Home Headline Di Masa Pandemi Kades Diminta Tidak Banyak Tinggalkan Desa

Di Masa Pandemi Kades Diminta Tidak Banyak Tinggalkan Desa

Ketua DPRD Jateng Bambang Kusriyanto menyerahkan secara simbolis Kain Batik "Gedong Songo" kepada Ketua Penggerak PKK Desa

UNGARAN, 15/11 (Beritajateng.net) – Dimasa Pandemi Covid-19 saat ini kepala desa diharapkan tidak banyak meninggalkan desanya apalagi berada di luar kota dalam waktu yang lama mengingat warga membutuhkan banyak perhatian baik dari sisi kesehatan maupun pemulihan ekonominya.

“Masa pandemi Covid-19 saat ini masyarakat butuh perhatian lebih dari kita. Kades ojo gaweane dolan wae,” ungkap Ketua DPRD Provinsi Jawa Tengah Bambang Kusriyanto dalam Reses dan penyerapan aspirasi masa sidang I tahun 2020, di Aula Kecamatan Bergas Kabupaten Semarang, Minggu (15/11).

Politisi yang akrab disapa Bambang Krebo ini menjelaskan, saat ini virus Covid-19 masih terus menyebar dan tidak pandang bulu siapapun bisa tertular tidak terkecuali masyarakat yang tinggal di desa. Disamping itu hal yang tidak kalah penting juga persoalan pemulihan ekonomi masyarakat.

“Kita tidak tahu kapan akan berakhir, harapan kita tentu akhir tahun ini bisa segera selesai,” katanya.

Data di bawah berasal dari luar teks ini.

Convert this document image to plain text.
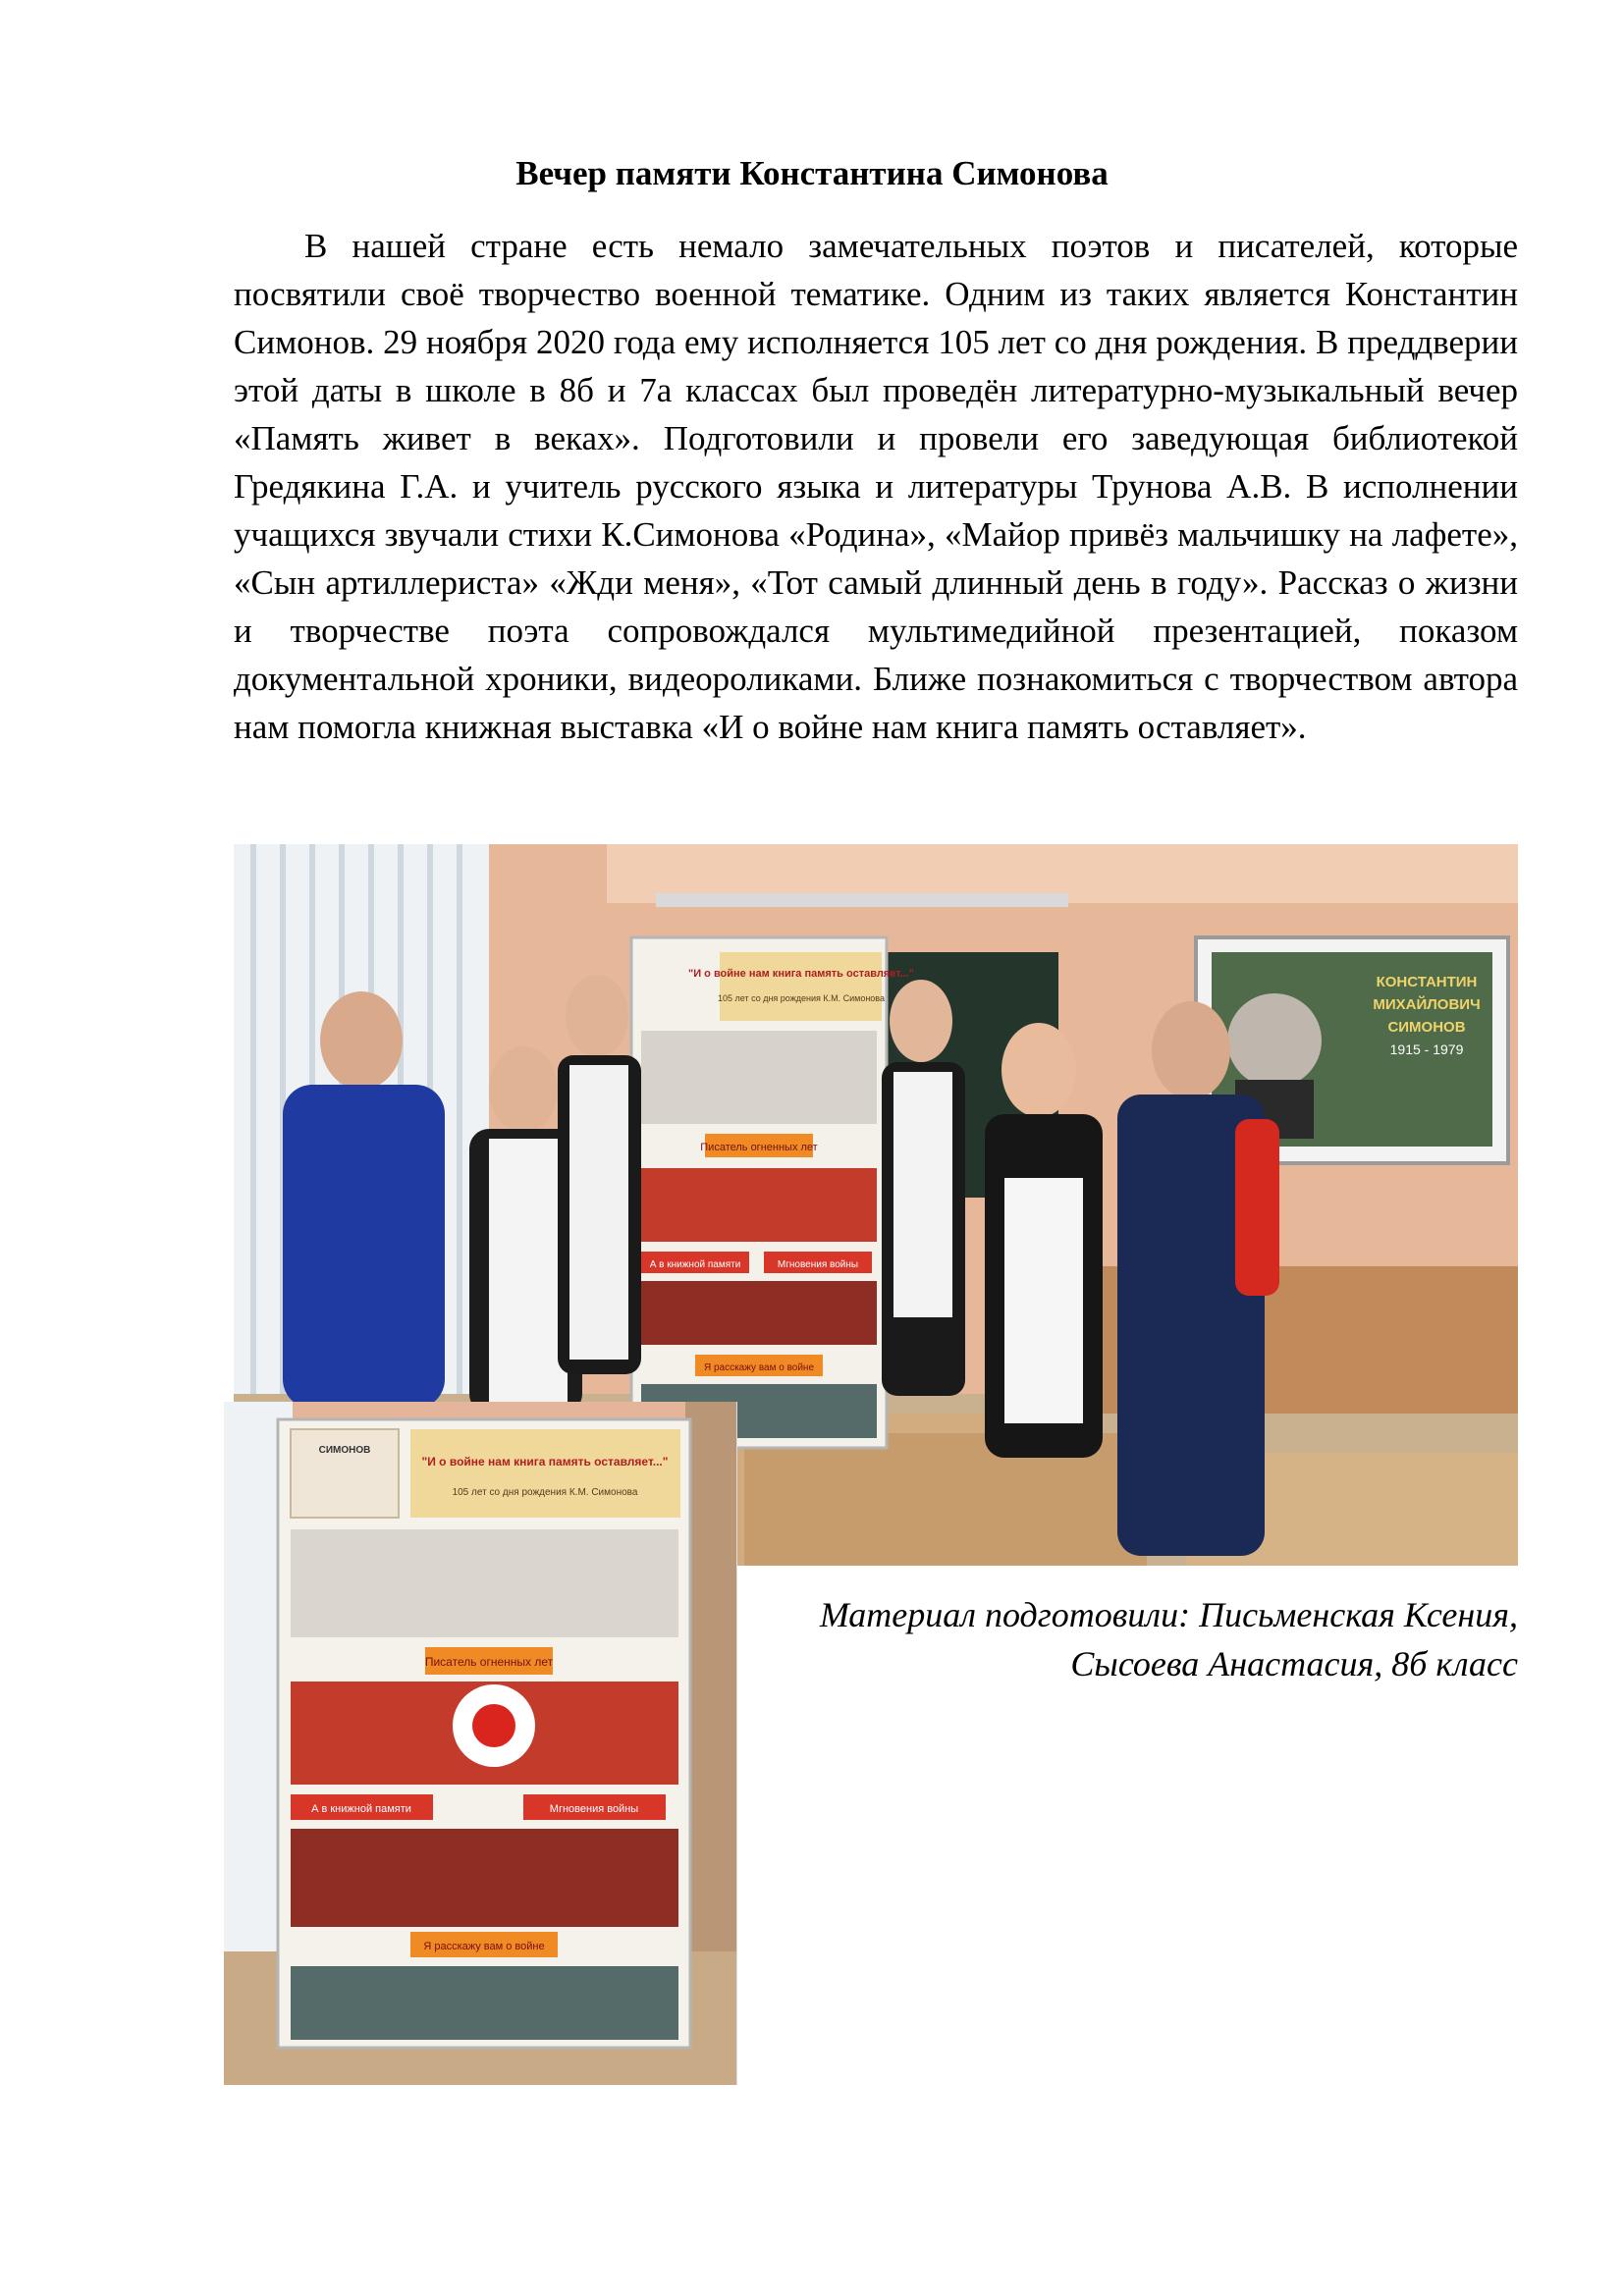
Вечер памяти Константина Симонова

В нашей стране есть немало замечательных поэтов и писателей, которые посвятили своё творчество военной тематике. Одним из таких является Константин Симонов. 29 ноября 2020 года ему исполняется 105 лет со дня рождения. В преддверии этой даты в школе в 8б и 7а классах был проведён литературно-музыкальный вечер «Память живет в веках». Подготовили и провели его заведующая библиотекой Гредякина Г.А. и учитель русского языка и литературы Трунова А.В. В исполнении учащихся звучали стихи К.Симонова «Родина», «Майор привёз мальчишку на лафете», «Сын артиллериста» «Жди меня», «Тот самый длинный день в году». Рассказ о жизни и творчестве поэта сопровождался мультимедийной презентацией, показом документальной хроники, видеороликами. Ближе познакомиться с творчеством автора нам помогла книжная выставка «И о войне нам книга память оставляет».

КОНСТАНТИН
МИХАЙЛОВИЧ
СИМОНОВ
1915 - 1979
"И о войне нам книга память оставляет..."
105 лет со дня рождения К.М. Симонова
Писатель огненных лет
А в книжной памяти	Мгновения войны
Я расскажу вам о войне
СИМОНОВ
"И о войне нам книга память оставляет..."
105 лет со дня рождения К.М. Симонова
Писатель огненных лет
А в книжной памяти	Мгновения войны
Я расскажу вам о войне
Материал подготовили: Письменская Ксения,
Сысоева Анастасия, 8б класс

Menyinggung pelaksanaan pembangunan desa yang anggarannya bersumber pada bantuan keuangan desa, Politisi PDI Perjuangan ini minta agar kepala desa proaktif dalam menyusun rencana pembangunan serta melengkapi proposalnya agar pencairan dana banke desa ini bisa cepat terealisasi.

Hal ini disampaikan Krebo mengingat dari pantauannya proses pencairan anggaran tersebut berjalan lamban. Dari penelusuran yang dilakukan pihaknya terkendala oleh kelengkapan berkasn usulan dari desa kepada bapermasdes kabupaten Semarang.

“Saya kaget pada Bulan September kemarin dari 217 titik yang cair baru 30 persen. Saya telusuri ke Bapermas dan PU ternyata berkas dari desa banyak yang terlambat,” jelasnya.

Sebagai wakil rakyat dari Dapil II Jateng yang meliputi Kabupaten Semarang, Kabupaten Kendal dan Salatiga, Krebo mengaku tidak hanya mengusulkan anggarannya namun juga mengawal proses pencairannya.

“Jangan sampai tidak cair karena kadesnya terlambat mengumpulkan proposal dan akhirnya jadi Silpa,” pungkasnya.